There is merit to all these arguments, to be sure. Proponents of microfinance (or any development initiative for that matter) tend to overstate its prospects for poverty alleviation. But we must pause before extrapolating from its obvious shortcomings that it is a “failure.”Rather, let’s consider some alternate ways of looking at the microfinance industry. After all,the recent financial crisis in the United States didn’t lead us to question our own need for and right to access financial services.

Tackling the interest rate issue – are the interest rates charged by MFIs high? Yes. Are they ludicrously high? Sometimes. But, are they significantly lower than the only other option available to many of these families – village or town moneylenders – yes. Traditional community moneylenders have been known to charge interest as high as 100% per day. An annualized rate of 30% (the oft reported average rate charged) doesn’t look too shabby compared to that! But, if borrowers are already poor and sometimes in debt, isn’t charging these high interest rates a crummy, unethical thing to do? Not necessarily.
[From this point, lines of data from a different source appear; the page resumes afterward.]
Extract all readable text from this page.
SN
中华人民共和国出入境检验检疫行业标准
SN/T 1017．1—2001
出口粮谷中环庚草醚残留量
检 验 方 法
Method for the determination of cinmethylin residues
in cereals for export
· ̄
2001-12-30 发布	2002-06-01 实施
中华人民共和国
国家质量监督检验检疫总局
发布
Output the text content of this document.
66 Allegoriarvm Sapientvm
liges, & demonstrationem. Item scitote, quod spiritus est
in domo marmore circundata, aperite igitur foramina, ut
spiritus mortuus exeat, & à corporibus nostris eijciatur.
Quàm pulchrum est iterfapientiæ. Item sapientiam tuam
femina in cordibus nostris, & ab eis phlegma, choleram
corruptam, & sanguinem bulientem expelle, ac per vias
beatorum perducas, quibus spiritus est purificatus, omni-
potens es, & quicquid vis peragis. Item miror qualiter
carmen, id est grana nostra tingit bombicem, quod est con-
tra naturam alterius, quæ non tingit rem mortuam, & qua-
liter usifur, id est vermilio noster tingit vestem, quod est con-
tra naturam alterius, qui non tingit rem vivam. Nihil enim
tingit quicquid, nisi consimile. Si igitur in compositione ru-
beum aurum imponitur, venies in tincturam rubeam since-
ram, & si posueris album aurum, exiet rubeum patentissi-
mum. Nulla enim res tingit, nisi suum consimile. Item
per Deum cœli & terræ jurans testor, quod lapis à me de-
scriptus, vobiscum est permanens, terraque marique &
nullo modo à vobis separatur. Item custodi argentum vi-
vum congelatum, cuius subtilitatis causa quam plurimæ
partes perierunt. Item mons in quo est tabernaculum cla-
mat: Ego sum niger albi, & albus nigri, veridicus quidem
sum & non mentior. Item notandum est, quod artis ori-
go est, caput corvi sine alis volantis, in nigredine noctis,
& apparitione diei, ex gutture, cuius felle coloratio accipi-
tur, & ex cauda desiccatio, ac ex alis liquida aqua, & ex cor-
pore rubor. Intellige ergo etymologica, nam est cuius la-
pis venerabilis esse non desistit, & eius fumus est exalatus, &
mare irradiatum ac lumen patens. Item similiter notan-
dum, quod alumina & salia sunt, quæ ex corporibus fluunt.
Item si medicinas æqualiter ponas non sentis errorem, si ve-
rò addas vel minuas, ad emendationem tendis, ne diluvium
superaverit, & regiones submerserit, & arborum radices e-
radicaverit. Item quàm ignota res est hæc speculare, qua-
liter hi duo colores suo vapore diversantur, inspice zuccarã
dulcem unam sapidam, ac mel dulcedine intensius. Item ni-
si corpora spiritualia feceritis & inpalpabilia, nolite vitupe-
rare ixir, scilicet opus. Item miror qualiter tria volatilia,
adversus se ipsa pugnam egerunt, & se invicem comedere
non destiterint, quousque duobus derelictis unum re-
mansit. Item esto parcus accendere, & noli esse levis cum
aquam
In order to become sustainable, MFIs need to bring in money. The more money coming in means more that can be loaned out, which means more individuals who want credit have access to it. Beyond that, the sheer logistical difficulty of servicing thousands of small loans in rural, hard-to-reach areas makes charging higher-than-commercial-banking interest rates the practical, necessary thing to do.

Now this does not mean that poor MFI clients should be taken advantage of. They should not be charged exorbitant interest rates to service the greed of microfinance institutions experiencing mission drift. It seems that, especially in the case of the AP crisis, the discrepancy between stated mission and executed practice was a large contributing factor. The risk of “mission drift” must be contended with by any “social” business – sound management and explicit due diligence practices can go a long way to stem the side of such drift and were noticeably absent in many of the culpable Indian MFIs.

More regulation of the industry, including heightened transparency can also help. Interest rates charged should be no higher than those required to be sustainable. Profit is not a bad thing for the industry, but it must be second to the ultimate, primary goal for MFIs, and they must be reminded of this fact. Furthermore, if MFIs were more regulated, there could be a mechanism through which borrowers’ loan amounts could be capped and the number of institutions they borrow from limited. These regulations, present in some jurisdictions and noticeably absent in others, can go a long way towards alleviating some of the criticisms and fears rampant at the moment.

Current disillusionment with the microfinance industry is largely stemming from irresponsible microcredit practices, but has been erroneously directed at the broader microfinance industry. Microfinance, which encompasses microsavings and microinsurance as well, still has the potential to facilitate huge changes for the billions of poor individuals living without access to any formal services.

The key is that low-income communities must be educated on what the purpose of these financial services is. Microfinance is not a panacea for development, nor should we think of it as such. But despite its challenges, the idea of empowering the poor with access to financial services remains solidly grounded in economic development principles. Providing these services in a sustainable manner is a huge leap above the ill-fated development initiatives the world has seen in the past.

Yes, the crisis in India is tragic. If we think about thesedevelopments in India as a much-needed call for better oversight and transparency rather than the abandonment of microfinance optimism, we will see that all is not lost and that there still remains a long ways that microfinance can go.